Jennifer Jason Leigh on The Hateful Eight – 'I've never seen so many grown men cry at the wrap, y'know?'

Leigh, Tim Roth and Walton Goggins on working with Quentin Tarantino on his eighth feature
While the standard procedure for any actor in an interview is to proclaim just how 'amazing' it was working with their director, when it comes to Quentin Tarantino, you can well believe it. 'If you like Tarantino movies, you'll love this one,' smiles Tim Roth, who stars in the director's latest – grisly western The Hateful Eight – alongside a splendid cast including Kurt Russell, Bruce Dern, Samuel L. Jackson and Michael Madsen.
A chamber drama, seasoned with lashings of swearing and bloodshed, it sees a group of antagonistic characters holed up in a cabin in snowy Wyoming in the midst of a fierce blizzard. Immediately recalling Tarantino's bloody 1992 debut Reservoir Dogs, which starred Madsen and Roth and similarly played out its tale of criminal betrayal in a confined space, it's an exhilarating watch – everything we've come to expect from a Tarantino movie.
Set a few years after the Civil War, Russell's bounty hunter John Ruth is shepherding the dangerous fugitive Daisy Domaghue (Jennifer Jason Leigh) to the nearby town of Red Rock to be hanged. Leigh, nominated for a Golden Globe nomination for her performance, is another who can't stop waxing lyrical. 'It was really exceptional. I've never seen so many grown men cry at the wrap, y'know? Nobody wanted it to end.'
Shot in Ultra Panavision 70mm, a grandeur-inducing film format last used on the 1966 film Khartoum, Tarantino has gone all-out to produce an old-fashioned Western experience. The movie begins with an Overture, showcasing the film's score by the legendary Ennio Morricone, and even has an intermission. Meanwhile, the on-camera detail is extraordinary; you can even see the characters' ice-cold breath inside the cabin – caused by five air conditioning units blasting cold air onto the sound stage.

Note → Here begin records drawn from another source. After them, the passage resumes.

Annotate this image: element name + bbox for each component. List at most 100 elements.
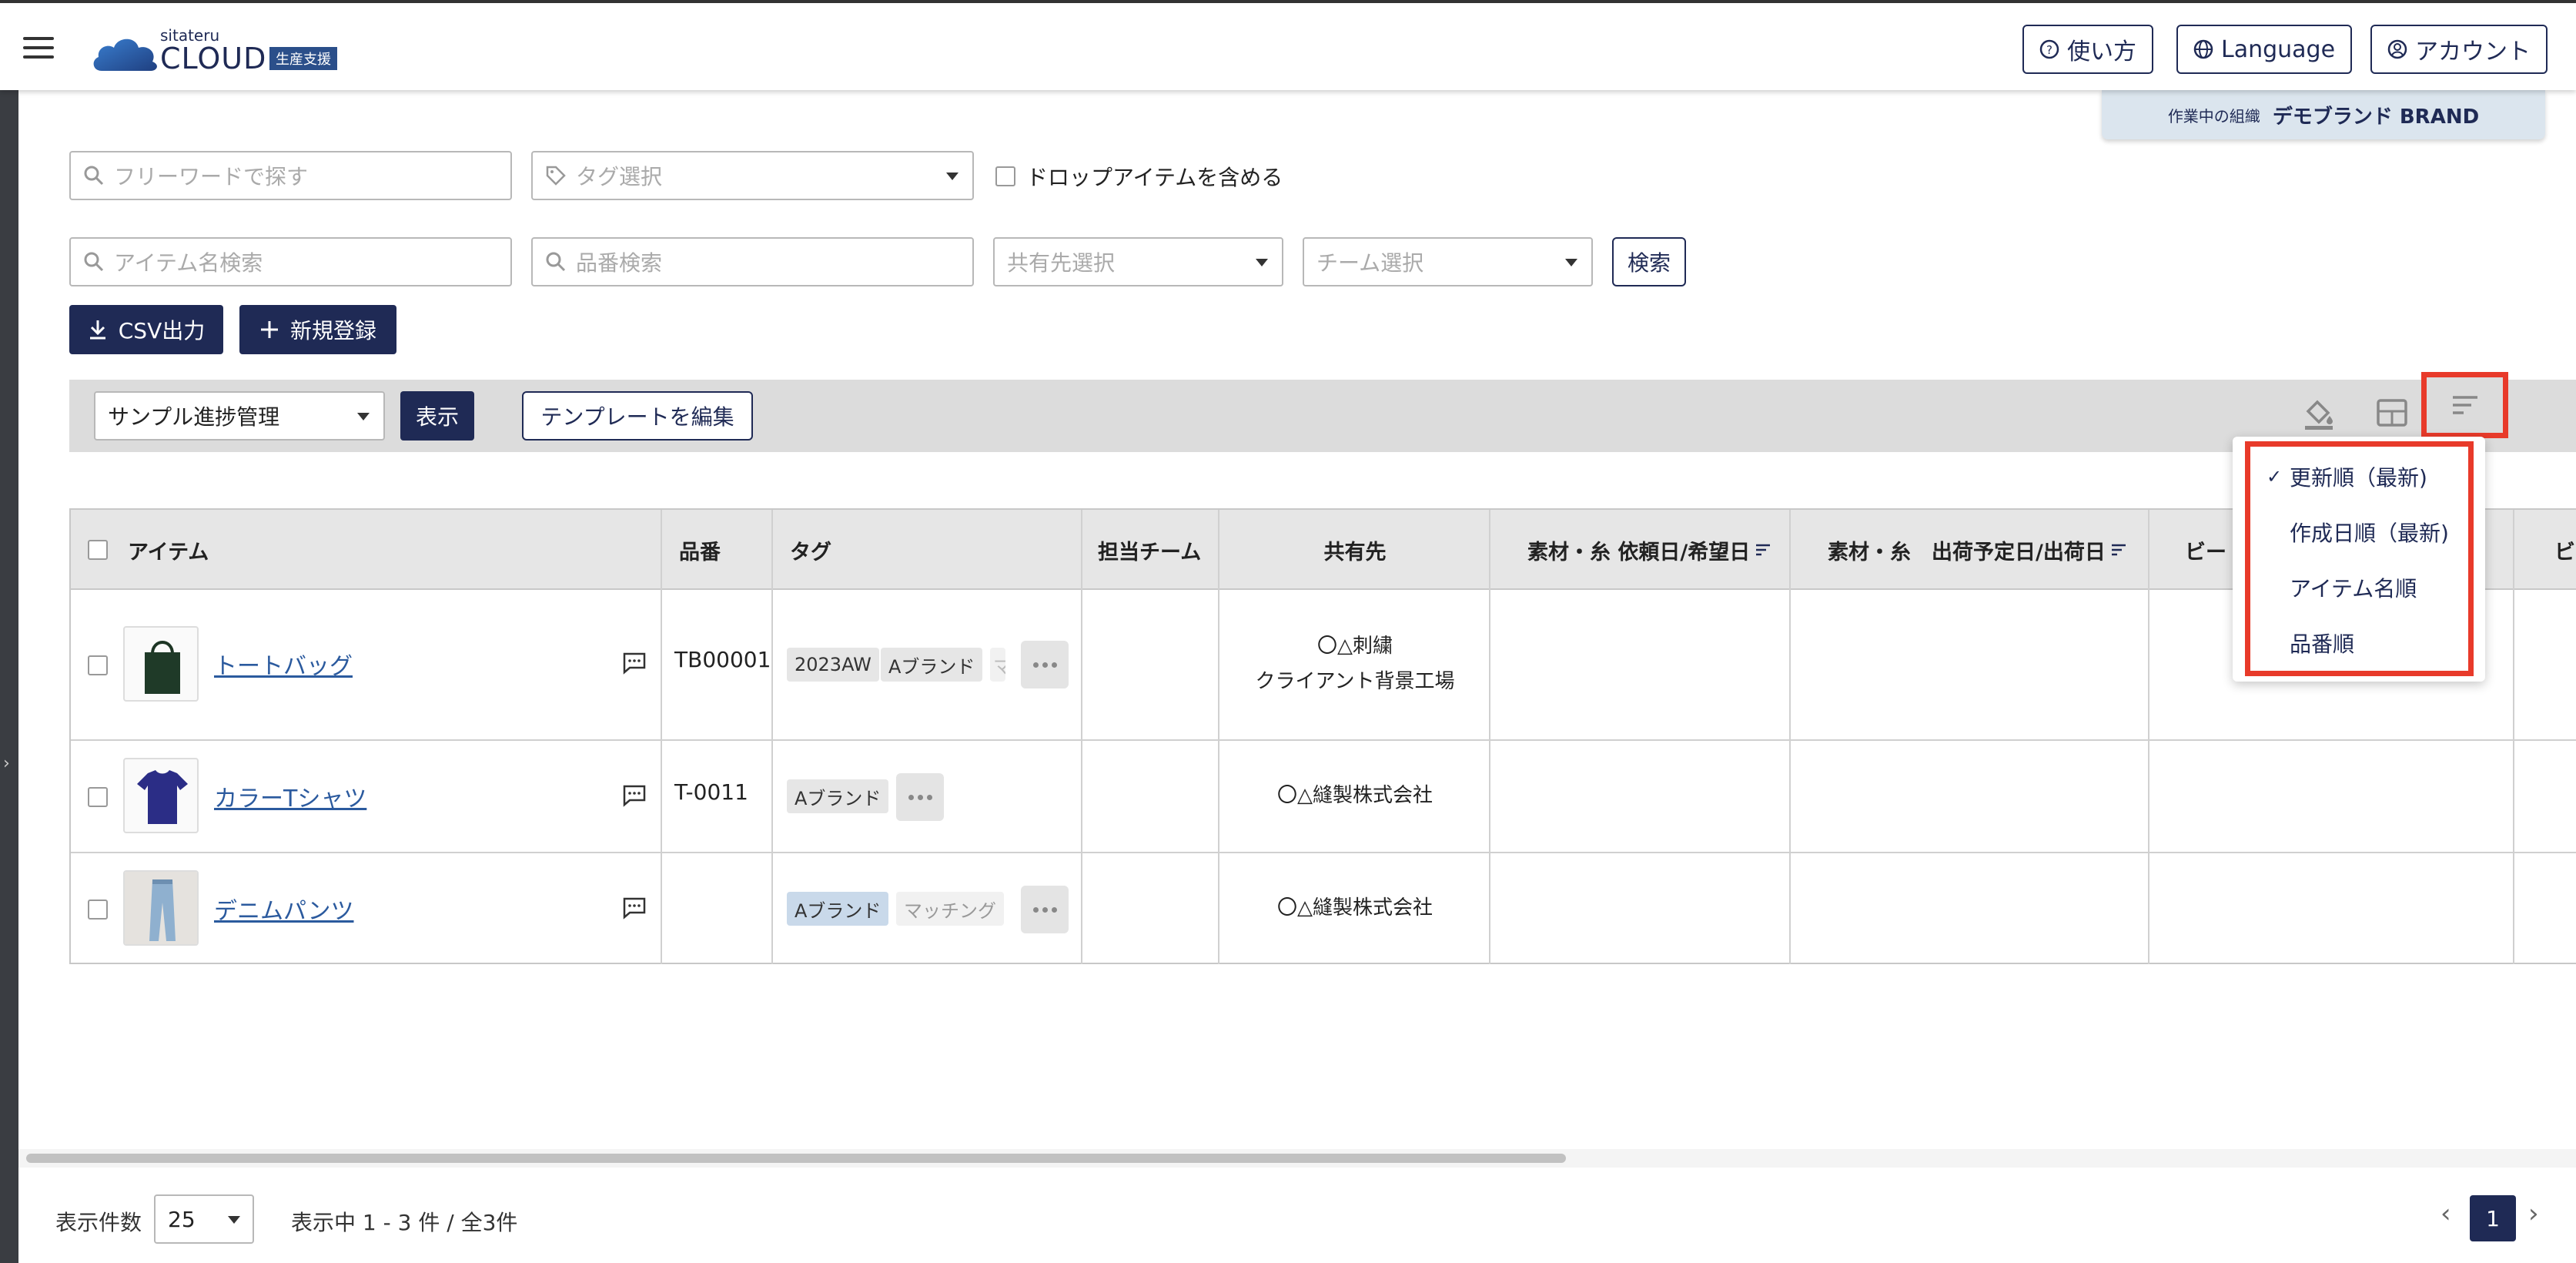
header-material-request[interactable]: 素材・糸 依頼日/希望日 <box>1527 510 1771 590</box>
question-circle-icon: ? <box>2039 39 2059 59</box>
header-beads-2[interactable]: ビ <box>2554 510 2575 590</box>
row-checkbox[interactable] <box>88 787 108 807</box>
org-name: デモブランド BRAND <box>2272 105 2480 129</box>
user-circle-icon <box>2387 39 2407 59</box>
header-team[interactable]: 担当チーム <box>1098 510 1201 590</box>
item-name-link[interactable]: トートバッグ <box>214 647 353 681</box>
tag-badge[interactable]: 2023AW <box>787 648 879 682</box>
team-select[interactable]: チーム選択 <box>1303 237 1593 286</box>
hamburger-menu-icon[interactable] <box>23 37 54 60</box>
comment-icon[interactable] <box>622 896 647 920</box>
tag-badge[interactable]: Aブランド <box>881 648 983 682</box>
header-tag[interactable]: タグ <box>790 510 831 590</box>
tag-select[interactable]: タグ選択 <box>531 151 974 200</box>
column-sort-icon[interactable] <box>1755 542 1771 558</box>
tag-badge[interactable]: Aブランド <box>787 892 889 926</box>
next-page-icon[interactable]: › <box>2528 1198 2539 1229</box>
include-drop-label: ドロップアイテムを含める <box>1026 165 1283 190</box>
item-name-search-input[interactable]: アイテム名検索 <box>69 237 512 286</box>
comment-icon[interactable] <box>622 784 647 807</box>
item-name-link[interactable]: デニムパンツ <box>214 892 354 926</box>
account-label: アカウント <box>2415 39 2531 65</box>
more-tags-button[interactable] <box>896 773 944 821</box>
view-select-value: サンプル進捗管理 <box>108 404 280 430</box>
help-button[interactable]: ? 使い方 <box>2022 25 2153 74</box>
tag-badge[interactable]: マッチング <box>896 892 1004 926</box>
tag-placeholder: タグ選択 <box>576 164 663 189</box>
header-beads[interactable]: ビー <box>2185 510 2226 590</box>
csv-label: CSV出力 <box>118 318 206 343</box>
part-number-placeholder: 品番検索 <box>576 250 663 276</box>
row-checkbox[interactable] <box>88 900 108 920</box>
comment-icon[interactable] <box>622 652 647 675</box>
tag-badge[interactable]: マ <box>990 648 1005 682</box>
csv-export-button[interactable]: CSV出力 <box>69 305 223 354</box>
share-cell: 〇△刺繍 クライアント背景工場 <box>1219 628 1490 699</box>
item-thumbnail[interactable] <box>123 870 199 946</box>
freeword-placeholder: フリーワードで探す <box>114 164 309 189</box>
edit-template-button[interactable]: テンプレートを編集 <box>522 391 753 441</box>
table-row[interactable]: デニムパンツ Aブランド マッチング 〇△縫製株式会社 <box>71 853 2576 964</box>
search-button[interactable]: 検索 <box>1612 237 1686 286</box>
per-page-value: 25 <box>168 1206 196 1232</box>
chevron-down-icon <box>357 413 370 420</box>
item-name-link[interactable]: カラーTシャツ <box>214 779 366 813</box>
tag-badge[interactable]: Aブランド <box>787 779 889 813</box>
more-tags-button[interactable] <box>1021 886 1069 933</box>
include-drop-items-checkbox[interactable]: ドロップアイテムを含める <box>995 161 1283 192</box>
new-label: 新規登録 <box>289 318 376 343</box>
sort-option-updated[interactable]: ✓ 更新順（最新) <box>2233 450 2485 504</box>
scrollbar-thumb[interactable] <box>26 1154 1566 1163</box>
sort-option-item-name[interactable]: アイテム名順 <box>2233 561 2485 615</box>
paint-bucket-icon[interactable] <box>2300 394 2337 431</box>
prev-page-icon[interactable]: ‹ <box>2441 1198 2451 1229</box>
part-number-search-input[interactable]: 品番検索 <box>531 237 974 286</box>
left-rail[interactable]: › <box>0 90 18 1263</box>
sort-option-part-number[interactable]: 品番順 <box>2233 616 2485 670</box>
globe-icon <box>2193 39 2213 59</box>
header-share[interactable]: 共有先 <box>1219 510 1490 590</box>
expand-sidebar-icon[interactable]: › <box>3 754 10 773</box>
svg-text:?: ? <box>2046 43 2052 57</box>
plus-icon <box>260 321 278 338</box>
item-thumbnail[interactable] <box>123 626 199 702</box>
more-tags-button[interactable] <box>1021 641 1069 688</box>
item-thumbnail[interactable] <box>123 758 199 833</box>
account-button[interactable]: アカウント <box>2370 25 2548 74</box>
header-item[interactable]: アイテム <box>128 510 209 590</box>
sort-button[interactable] <box>2421 372 2508 438</box>
table-row[interactable]: カラーTシャツ T-0011 Aブランド 〇△縫製株式会社 <box>71 741 2576 853</box>
language-label: Language <box>2221 35 2336 63</box>
freeword-search-input[interactable]: フリーワードで探す <box>69 151 512 200</box>
show-button[interactable]: 表示 <box>400 391 474 441</box>
layout-icon[interactable] <box>2374 394 2410 431</box>
per-page-select[interactable]: 25 <box>154 1194 254 1244</box>
sitateru-cloud-logo[interactable]: sitateru CLOUD 生産支援 <box>91 26 353 75</box>
select-all-checkbox[interactable] <box>88 510 108 590</box>
new-item-button[interactable]: 新規登録 <box>239 305 396 354</box>
checkbox[interactable] <box>995 166 1015 186</box>
header-part-number[interactable]: 品番 <box>679 510 721 590</box>
header-material-ship[interactable]: 素材・糸 出荷予定日/出荷日 <box>1828 510 2127 590</box>
range-text: 表示中 1 - 3 件 / 全3件 <box>291 1210 518 1235</box>
team-placeholder: チーム選択 <box>1316 250 1424 276</box>
page-number-current[interactable]: 1 <box>2470 1195 2516 1241</box>
share-select[interactable]: 共有先選択 <box>993 237 1283 286</box>
row-checkbox[interactable] <box>88 655 108 675</box>
table-row[interactable]: トートバッグ TB00001 2023AW Aブランド マ 〇△刺繍 クライアン… <box>71 590 2576 741</box>
view-template-select[interactable]: サンプル進捗管理 <box>94 391 385 441</box>
language-button[interactable]: Language <box>2176 25 2353 74</box>
share-cell: 〇△縫製株式会社 <box>1219 778 1490 813</box>
column-sort-icon[interactable] <box>2110 542 2127 558</box>
share-placeholder: 共有先選択 <box>1007 250 1116 276</box>
check-icon: ✓ <box>2267 466 2283 487</box>
sort-dropdown-menu: ✓ 更新順（最新) 作成日順（最新) アイテム名順 品番順 <box>2233 437 2485 682</box>
table-header: アイテム 品番 タグ 担当チーム 共有先 素材・糸 依頼日/希望日 素材・糸 出… <box>71 510 2576 590</box>
share-cell: 〇△縫製株式会社 <box>1219 890 1490 926</box>
sort-option-label: 品番順 <box>2290 632 2355 657</box>
logo-badge: 生産支援 <box>269 47 337 70</box>
sort-option-created[interactable]: 作成日順（最新) <box>2233 505 2485 559</box>
tag-icon <box>546 166 566 186</box>
search-icon <box>84 166 104 186</box>
download-icon <box>89 320 105 340</box>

As he so often does, Tarantino screened films to the cast during the shoot. The 1971 film Man In The Wilderness, with Richard Harris – a 1800s survival tale, which basically tells the same story as the upcoming The Revenant – was key. But there were others – not least the Kurt Russell-starring sci-fi The Thing, which similarly plays with claustrophobia and suspicion. 'I think The Thing was a big influence [on Quentin],' explains actor Walton Goggins. 'Ennio Morricone gave him a horror score.'
Now on his second Tarantino outing, after 2012's Oscar-winning slavery drama Django Unchained, Goggins plays Chris Mannix, the new Sheriff of nearby Red Rock. 'When you meet Chris Mannix, he is an agitator,' he explains. 'He is a rabble rouser, a troublemaker. And very quickly you learn that you could blow him over with a piece of paper. He is a guy in arrested state of development. He's never had an original idea in his life.'

With a plot that turns on a dime, Goggins' character certainly doesn't stay that way – but then no-one is really who they seem in The Hateful Eight – except perhaps for Leigh's ultra-vile villainess, Daisy. On her first Tarantino experience, the actress revelled in immersing herself into this all-male environment. 'I'm like a girl's girl,' she says. 'But it was so great to be a part of. I really was one of the guys, and they didn't treat me differently, but at the same time, I felt incredibly loved and cared for.'
The cast is very much made up of Tarantino all-stars, featuring actors from all the different eras of his career. Roth, who plays the flamboyant Red Rock hangman Oswaldo Mobray, hadn't worked with Tarantino since 1995's anthology Four Rooms. 'His actors will just crop up in his films over the years,' he says. 'The one that's his leading man in the end is Sam [Jackson, here playing bounty hunter Major Marquis Warren]. He speaks Quentin's words in a particular way. I think Sam is his Cary Grant.'
Roth was one of the first to receive an early draft of the script, which subsequently got leaked online – at a time when Tarantino had only shown it to six people, including Madsen and Dern. Roth, who was immediately absolved of all suspicion by Tarantino, sympathises. 'It was a first draft. I think that was the hard thing. He'd just got through writing it.' So who did it? 'It doesn't matter who did it…but in fact, it made the script evolve and be better and better and better.'
While Tarantino contemplated cancelling the film, he was re-invigorated after gathering his intended cast together for a charity live-reading of the script at Los Angeles' Ace Hotel Theatre. 'The audience went crazy for it,' remembers Goggins, who also can't sing his director's praises enough. 'Nobody can do it like Quentin does. There are a lot of people who approximate it, or try to get close to it, but once Quentin stops making movies I don't know if there will ever be another one like him.'
The Hateful Eight is on general release from Fri 8 Jan.